Despite his role as a founding father of Modernism, Sullivan lovingly adorned his buildings with great swaths of the most sinuous and delicate ornament. He’d be aghast at the bristly, hard-edged stuff so many designers call “functional” these days.
To see the dishonesty in passing off haphazard design under the rubric of functionality, we need only consider the beauty and simplicity of a truly functional object. Take an ordinary, dime-store bottle opener: Stamped out of a mere scrap of steel, it could hardly be simpler or cheaper to make. And as if opening bottles flawlessly weren’t enough for such a humble tool, the other end opens cans as well.
Other examples of truly functional design spring easily to mind: a pencil; a violin; a pair of blue jeans; a spoon. What makes these objects paragons of functionality is that they’re as simple as they can be while still perfectly fulfilling their tasks.
But what architects and designers term “functional” is often something else again. For instance, I recently received a brochure for ultra-high-end bathroom fixtures designed by an artisan with truly impeccable taste. As works of art, they’re stunning. As usable objects, however, they sorely flunk the test.
The lavatory sink, for example, resembles a kitchen funnel, and is in fact hardly bigger than one. It would require utmost caution to keep water inside it instead of all over the floor. This funnel is in turn is supported by an elaborate network of rods and braces that, for all their complexity, don’t look terribly sturdy. The whole assemblage is executed in high-polish stainless steel, a material that sounds easy to keep clean, but most assuredly isn’t. In short, this “functional” lavatory isn’t the kind you’d buy to brush your teeth at. It’s the kind you’d buy to stun the neighbors.
A genuinely functional sink, on the other hand, would probably look pretty much like the one you’ve got in your bathroom: a generous surface area to catch splashes, an absence of exposed pipes or brackets, and a finish that’s durable and easy to keep clean. Yeah, I know—that’s the way sinks have looked for the past hundred years. Boring? Maybe. Functional? Definitely.

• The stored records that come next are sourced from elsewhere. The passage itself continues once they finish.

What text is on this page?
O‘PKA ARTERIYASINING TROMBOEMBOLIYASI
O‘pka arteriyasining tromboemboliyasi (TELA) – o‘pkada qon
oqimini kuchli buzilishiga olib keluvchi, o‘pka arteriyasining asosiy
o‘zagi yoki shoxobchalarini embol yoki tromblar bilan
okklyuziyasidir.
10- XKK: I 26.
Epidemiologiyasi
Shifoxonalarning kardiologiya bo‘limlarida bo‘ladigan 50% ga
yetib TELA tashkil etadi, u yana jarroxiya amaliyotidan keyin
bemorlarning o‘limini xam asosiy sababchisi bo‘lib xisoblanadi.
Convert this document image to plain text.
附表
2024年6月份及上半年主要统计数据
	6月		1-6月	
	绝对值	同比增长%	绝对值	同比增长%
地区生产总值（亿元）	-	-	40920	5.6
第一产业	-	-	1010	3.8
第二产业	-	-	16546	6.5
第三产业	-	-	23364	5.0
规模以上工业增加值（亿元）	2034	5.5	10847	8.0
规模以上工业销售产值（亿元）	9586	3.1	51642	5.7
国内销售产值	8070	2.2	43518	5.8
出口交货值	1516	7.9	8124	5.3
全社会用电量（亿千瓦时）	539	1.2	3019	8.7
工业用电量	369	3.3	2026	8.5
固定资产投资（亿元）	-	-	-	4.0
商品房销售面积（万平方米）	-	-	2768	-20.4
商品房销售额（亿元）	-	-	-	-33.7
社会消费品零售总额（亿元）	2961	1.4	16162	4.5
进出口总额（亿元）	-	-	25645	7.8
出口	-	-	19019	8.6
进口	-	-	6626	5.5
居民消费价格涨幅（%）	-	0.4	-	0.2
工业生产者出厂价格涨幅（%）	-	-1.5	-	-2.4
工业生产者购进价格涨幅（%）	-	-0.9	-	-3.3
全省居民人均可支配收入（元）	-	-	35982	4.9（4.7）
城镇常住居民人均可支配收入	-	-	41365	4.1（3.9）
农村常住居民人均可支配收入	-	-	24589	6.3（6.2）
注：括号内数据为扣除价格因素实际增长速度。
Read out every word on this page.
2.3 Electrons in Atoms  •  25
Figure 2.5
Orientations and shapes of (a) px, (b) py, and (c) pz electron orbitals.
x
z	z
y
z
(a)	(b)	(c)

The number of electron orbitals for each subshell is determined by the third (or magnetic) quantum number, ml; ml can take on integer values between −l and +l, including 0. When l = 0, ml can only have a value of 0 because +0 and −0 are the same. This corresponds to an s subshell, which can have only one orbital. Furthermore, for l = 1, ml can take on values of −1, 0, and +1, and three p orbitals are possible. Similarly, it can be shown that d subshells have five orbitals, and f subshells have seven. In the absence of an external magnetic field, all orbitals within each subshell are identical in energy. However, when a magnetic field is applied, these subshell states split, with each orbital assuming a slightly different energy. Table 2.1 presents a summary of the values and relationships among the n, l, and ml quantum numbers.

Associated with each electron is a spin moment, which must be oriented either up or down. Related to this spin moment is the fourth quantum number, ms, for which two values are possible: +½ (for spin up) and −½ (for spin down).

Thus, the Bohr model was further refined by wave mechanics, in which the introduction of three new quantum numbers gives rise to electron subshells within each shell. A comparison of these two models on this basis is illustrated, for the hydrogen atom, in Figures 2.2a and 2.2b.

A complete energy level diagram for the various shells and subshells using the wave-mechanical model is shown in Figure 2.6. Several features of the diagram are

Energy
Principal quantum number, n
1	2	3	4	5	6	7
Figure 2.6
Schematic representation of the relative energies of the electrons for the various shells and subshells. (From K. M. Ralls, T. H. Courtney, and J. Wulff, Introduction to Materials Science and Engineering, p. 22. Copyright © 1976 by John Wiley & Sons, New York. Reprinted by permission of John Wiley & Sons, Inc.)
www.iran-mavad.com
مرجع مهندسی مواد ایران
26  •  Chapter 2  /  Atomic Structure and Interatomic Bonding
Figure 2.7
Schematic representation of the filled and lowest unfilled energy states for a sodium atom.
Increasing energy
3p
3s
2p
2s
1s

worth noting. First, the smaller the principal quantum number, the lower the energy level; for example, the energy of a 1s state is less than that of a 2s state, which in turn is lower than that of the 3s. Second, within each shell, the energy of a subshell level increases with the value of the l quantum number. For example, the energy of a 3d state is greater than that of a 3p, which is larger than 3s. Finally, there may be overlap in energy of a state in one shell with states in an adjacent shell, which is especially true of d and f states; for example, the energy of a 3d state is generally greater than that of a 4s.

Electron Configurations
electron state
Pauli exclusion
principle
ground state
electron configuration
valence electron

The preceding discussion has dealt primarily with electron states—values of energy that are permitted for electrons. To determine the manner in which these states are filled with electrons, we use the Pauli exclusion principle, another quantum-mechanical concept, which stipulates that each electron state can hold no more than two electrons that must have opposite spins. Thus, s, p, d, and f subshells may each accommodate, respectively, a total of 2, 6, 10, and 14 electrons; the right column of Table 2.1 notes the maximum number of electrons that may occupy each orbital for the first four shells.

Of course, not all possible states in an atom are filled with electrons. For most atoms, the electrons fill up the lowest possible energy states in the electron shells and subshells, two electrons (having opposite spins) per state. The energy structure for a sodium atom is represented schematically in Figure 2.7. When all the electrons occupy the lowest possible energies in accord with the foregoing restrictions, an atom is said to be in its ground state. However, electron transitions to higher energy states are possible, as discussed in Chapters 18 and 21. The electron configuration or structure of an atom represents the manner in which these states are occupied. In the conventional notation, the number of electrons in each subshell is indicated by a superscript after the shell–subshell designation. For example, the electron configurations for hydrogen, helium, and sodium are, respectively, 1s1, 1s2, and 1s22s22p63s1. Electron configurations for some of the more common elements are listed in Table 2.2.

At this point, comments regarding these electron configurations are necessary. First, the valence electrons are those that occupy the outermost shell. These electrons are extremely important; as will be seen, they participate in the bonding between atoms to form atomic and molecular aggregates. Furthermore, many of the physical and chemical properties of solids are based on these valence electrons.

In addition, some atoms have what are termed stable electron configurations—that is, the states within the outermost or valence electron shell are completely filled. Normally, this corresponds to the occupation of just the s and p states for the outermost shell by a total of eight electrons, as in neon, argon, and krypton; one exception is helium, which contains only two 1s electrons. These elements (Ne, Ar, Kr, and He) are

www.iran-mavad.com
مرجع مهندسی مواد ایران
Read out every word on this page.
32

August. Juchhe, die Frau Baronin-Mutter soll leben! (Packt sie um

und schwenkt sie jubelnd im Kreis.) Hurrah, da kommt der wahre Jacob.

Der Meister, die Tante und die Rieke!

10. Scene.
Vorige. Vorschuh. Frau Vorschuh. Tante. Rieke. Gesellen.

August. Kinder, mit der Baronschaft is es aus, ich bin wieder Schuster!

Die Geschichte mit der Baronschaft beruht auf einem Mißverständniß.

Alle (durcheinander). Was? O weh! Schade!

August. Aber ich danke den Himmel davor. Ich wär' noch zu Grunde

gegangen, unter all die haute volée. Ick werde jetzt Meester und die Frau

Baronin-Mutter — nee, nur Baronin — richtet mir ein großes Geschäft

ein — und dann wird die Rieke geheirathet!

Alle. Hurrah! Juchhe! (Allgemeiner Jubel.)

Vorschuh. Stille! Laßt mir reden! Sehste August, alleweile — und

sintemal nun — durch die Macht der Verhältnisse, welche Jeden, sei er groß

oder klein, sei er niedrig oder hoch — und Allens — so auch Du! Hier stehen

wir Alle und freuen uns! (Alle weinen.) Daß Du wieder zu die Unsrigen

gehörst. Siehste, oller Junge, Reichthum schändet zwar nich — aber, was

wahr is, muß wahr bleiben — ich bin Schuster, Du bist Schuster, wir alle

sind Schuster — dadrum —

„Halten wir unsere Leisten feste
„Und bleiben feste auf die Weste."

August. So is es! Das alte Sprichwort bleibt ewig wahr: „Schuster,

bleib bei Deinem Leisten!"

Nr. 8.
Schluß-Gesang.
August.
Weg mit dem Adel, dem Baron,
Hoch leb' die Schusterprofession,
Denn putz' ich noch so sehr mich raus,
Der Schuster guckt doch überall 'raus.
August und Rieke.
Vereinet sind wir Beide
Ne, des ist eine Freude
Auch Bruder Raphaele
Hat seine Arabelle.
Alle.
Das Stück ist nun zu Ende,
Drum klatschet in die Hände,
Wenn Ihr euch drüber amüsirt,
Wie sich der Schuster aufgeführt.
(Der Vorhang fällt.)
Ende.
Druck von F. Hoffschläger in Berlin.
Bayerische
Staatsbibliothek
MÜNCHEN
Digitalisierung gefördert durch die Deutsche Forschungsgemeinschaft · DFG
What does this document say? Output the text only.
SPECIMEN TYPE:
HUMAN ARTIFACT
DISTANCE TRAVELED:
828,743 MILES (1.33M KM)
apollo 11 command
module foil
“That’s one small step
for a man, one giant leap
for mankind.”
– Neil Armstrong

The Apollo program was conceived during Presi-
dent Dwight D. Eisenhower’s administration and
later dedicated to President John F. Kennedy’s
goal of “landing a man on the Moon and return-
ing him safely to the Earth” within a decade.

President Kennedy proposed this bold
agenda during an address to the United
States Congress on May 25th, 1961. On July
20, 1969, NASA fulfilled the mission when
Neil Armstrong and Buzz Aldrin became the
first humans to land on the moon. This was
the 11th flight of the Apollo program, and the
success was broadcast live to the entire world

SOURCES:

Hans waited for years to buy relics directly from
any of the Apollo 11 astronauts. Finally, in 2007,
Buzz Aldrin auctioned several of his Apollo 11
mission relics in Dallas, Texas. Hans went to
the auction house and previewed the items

Functionality is a quality that evolves over decades--and sometimes centuries--of continual refinement, not during some overnight design catharsis. This evolutionary process eventually brings an object asymptotically close to its ideal form, after which it doesn’t have to change much any more. Would a spoon be improved by adding some “functional” rivets? Would that bottle opener be better if it had a digital readout showing how many beers you’ve drunk?
Okay, maybe.
Domestic designs evolve toward ideal forms, just as other objects do. Functionalism has more to do with history, evolution and a timeless way of building, than it does with trendoid malarkey.